Lipases from psychrophilic organisms are commonly inactivated at lower heating temperatures, however such enzymes have been reported to have high resistance to irreversible heat inactivation (Owusu et al. 1992; Makhzoum et al. 1993). Additionally, psychrophilic enzymes have a lower optimum temperature, usually around 20 °C, than enzymes from mesophilic organisms (Feller and Gerday 2003). The heat treatment applied in this study may have left some active lipases, therefore to avoid lipolysis during storage, it may be essential to apply lower storage temperatures. Storage of mesophilic microalgae has been studied much more extensively than psychrophilic microalgae, and these have reported lower development of free fatty acids (Balduyck et al. 2016, 2019). The much higher formation of free fatty acids in this study may be explained by the low optimum temperatures of enzymes in psychrophilic organisms compared with mesophilic organisms during storage of biomass at refrigeration or room temperature.

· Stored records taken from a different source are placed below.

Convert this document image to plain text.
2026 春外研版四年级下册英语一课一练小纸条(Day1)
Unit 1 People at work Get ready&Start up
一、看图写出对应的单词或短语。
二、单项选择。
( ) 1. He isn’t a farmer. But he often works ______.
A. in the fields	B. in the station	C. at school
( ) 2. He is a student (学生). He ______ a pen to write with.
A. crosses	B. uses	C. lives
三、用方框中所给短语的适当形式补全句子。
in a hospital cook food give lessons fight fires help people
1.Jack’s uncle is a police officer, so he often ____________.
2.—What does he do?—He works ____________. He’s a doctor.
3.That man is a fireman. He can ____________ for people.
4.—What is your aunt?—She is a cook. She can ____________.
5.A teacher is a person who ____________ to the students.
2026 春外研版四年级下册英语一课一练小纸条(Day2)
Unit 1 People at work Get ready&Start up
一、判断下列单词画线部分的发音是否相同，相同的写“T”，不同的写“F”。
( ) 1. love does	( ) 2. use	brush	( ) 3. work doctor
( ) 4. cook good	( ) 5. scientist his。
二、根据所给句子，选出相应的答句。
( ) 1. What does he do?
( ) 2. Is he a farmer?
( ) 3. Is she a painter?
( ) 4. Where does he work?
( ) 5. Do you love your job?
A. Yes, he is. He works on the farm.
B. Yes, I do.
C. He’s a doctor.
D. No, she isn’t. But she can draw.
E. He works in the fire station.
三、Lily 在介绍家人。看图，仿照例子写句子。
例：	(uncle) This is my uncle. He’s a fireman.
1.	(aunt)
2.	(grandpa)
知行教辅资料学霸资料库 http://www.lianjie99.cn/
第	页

The omega-3 content of diatoms stored at refrigerator temperatures has previously been found to decrease rapidly (Welladsen et al. 2014), but a heat treatment appears to make the omega-3 content more stable during storage of microalgae (Budge and Parrish 1999; Balduyck et al. 2019) which is similar to our results for the diatom P. glacialis.

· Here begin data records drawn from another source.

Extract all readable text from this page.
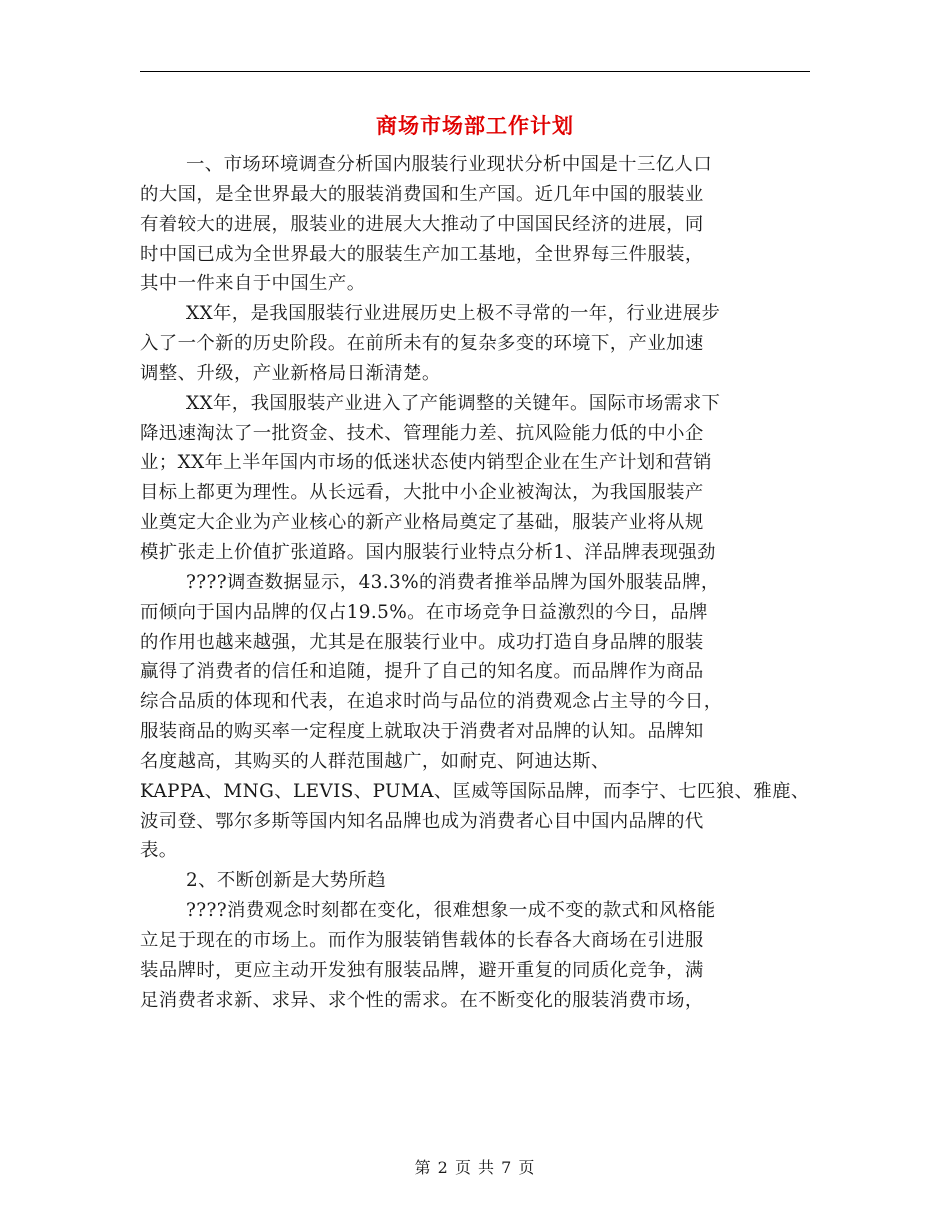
商场市场部工作计划
一、市场环境调查分析国内服装行业现状分析中国是十三亿人口
的大国，是全世界最大的服装消费国和生产国。近几年中国的服装业
有着较大的进展，服装业的进展大大推动了中国国民经济的进展，同
时中国已成为全世界最大的服装生产加工基地，全世界每三件服装，
其中一件来自于中国生产。
XX年，是我国服装行业进展历史上极不寻常的一年，行业进展步
入了一个新的历史阶段。在前所未有的复杂多变的环境下，产业加速
调整、升级，产业新格局日渐清楚。
XX年，我国服装产业进入了产能调整的关键年。国际市场需求下
降迅速淘汰了一批资金、技术、管理能力差、抗风险能力低的中小企
业；XX年上半年国内市场的低迷状态使内销型企业在生产计划和营销
目标上都更为理性。从长远看，大批中小企业被淘汰，为我国服装产
业奠定大企业为产业核心的新产业格局奠定了基础，服装产业将从规
模扩张走上价值扩张道路。国内服装行业特点分析1、洋品牌表现强劲
????调查数据显示，43.3%的消费者推举品牌为国外服装品牌，
而倾向于国内品牌的仅占19.5%。在市场竞争日益激烈的今日，品牌
的作用也越来越强，尤其是在服装行业中。成功打造自身品牌的服装
赢得了消费者的信任和追随，提升了自己的知名度。而品牌作为商品
综合品质的体现和代表，在追求时尚与品位的消费观念占主导的今日，
服装商品的购买率一定程度上就取决于消费者对品牌的认知。品牌知
名度越高，其购买的人群范围越广，如耐克、阿迪达斯、
KAPPA、MNG、LEVIS、PUMA、匡威等国际品牌，而李宁、七匹狼、雅鹿、
波司登、鄂尔多斯等国内知名品牌也成为消费者心目中国内品牌的代
表。
2、不断创新是大势所趋
????消费观念时刻都在变化，很难想象一成不变的款式和风格能
立足于现在的市场上。而作为服装销售载体的长春各大商场在引进服
装品牌时，更应主动开发独有服装品牌，避开重复的同质化竞争，满
足消费者求新、求异、求个性的需求。在不断变化的服装消费市场，
第 2 页 共 7 页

The loss of PUFA may stem from endogenous enzyme activities, as production of oxylipins via lipoxygenase requires PUFA of a certain kind (Fontana et al. 2007). The other explanation for the loss of PUFA may be autoxidation, to which these fatty acids are very susceptible. Budge and Parrish (1999) found that heat treatment inhibited PUFA degradation. They speculated that the heat treatment might have inhibited some mechanism of PUFA degradation either by less PUFA available as FFA, which could be more exposed to autoxidation or lipoxygenase, or that the heat treatment inactivated the lipoxygenase enzymes. Previous studies have established that PUFA as FFA are more prone to autoxidation (Miyashita and Takagi 1986). However, the FFA content of the formic acid and heat-treated samples in our study was similar, yet the decrease of PUFA content was larger in the formic acid samples at 20 °C. It could well be that both formic acid and heat treatment are able to inhibit the enzymatic oxidation, and that the loss of PUFA in the formic acid samples is caused by the low pH. It has previously been proposed that low pH accelerates autoxidation of fish oil–enriched mayonnaise (Jacobsen et al. 2001) and in fish silage stabilized with formic acid (Ozyurt et al. 2018). However, commonly used methods for evaluating oxidation parameters are usually titrative (peroxide value) or spectrophotometric (peroxide value, anisidine value, conjugated dienes, and thiobarbituric acid reactive substances). The amount of pigments in microalgae biomass may interfere with the readouts from these methods (Safafar et al. 2017) and oxidation parameters were therefore not analyzed in this study.

Conclusions

Lipids were best preserved in heat-treated biomass stored at 4 °C, with regards to both the development of free fatty acids and reduction in PUFA level. Mainly, polar lipids were hydrolyzed to free fatty acids. Formic acid as pre-treatment reduced the amount of lipolysis during storage but was not able to inhibit PUFA deterioration to the same extent as heat treatment. Benzoic acid and control samples showed similar trends for lipid deterioration during storage and displayed high lipolytic activity. The effect of heat treatment on both lipid class and fatty acid composition, and the lack of effect from benzoic acid treatment, indicate that the degradation of lipids stems from endogenous enzymes of P. glacialis rather than exogenous enzymes from other microorganisms. The rate of lipid deterioration in this psychrophilic diatom was highest at 20 °C, so refrigeration seems prudent for storage over several days.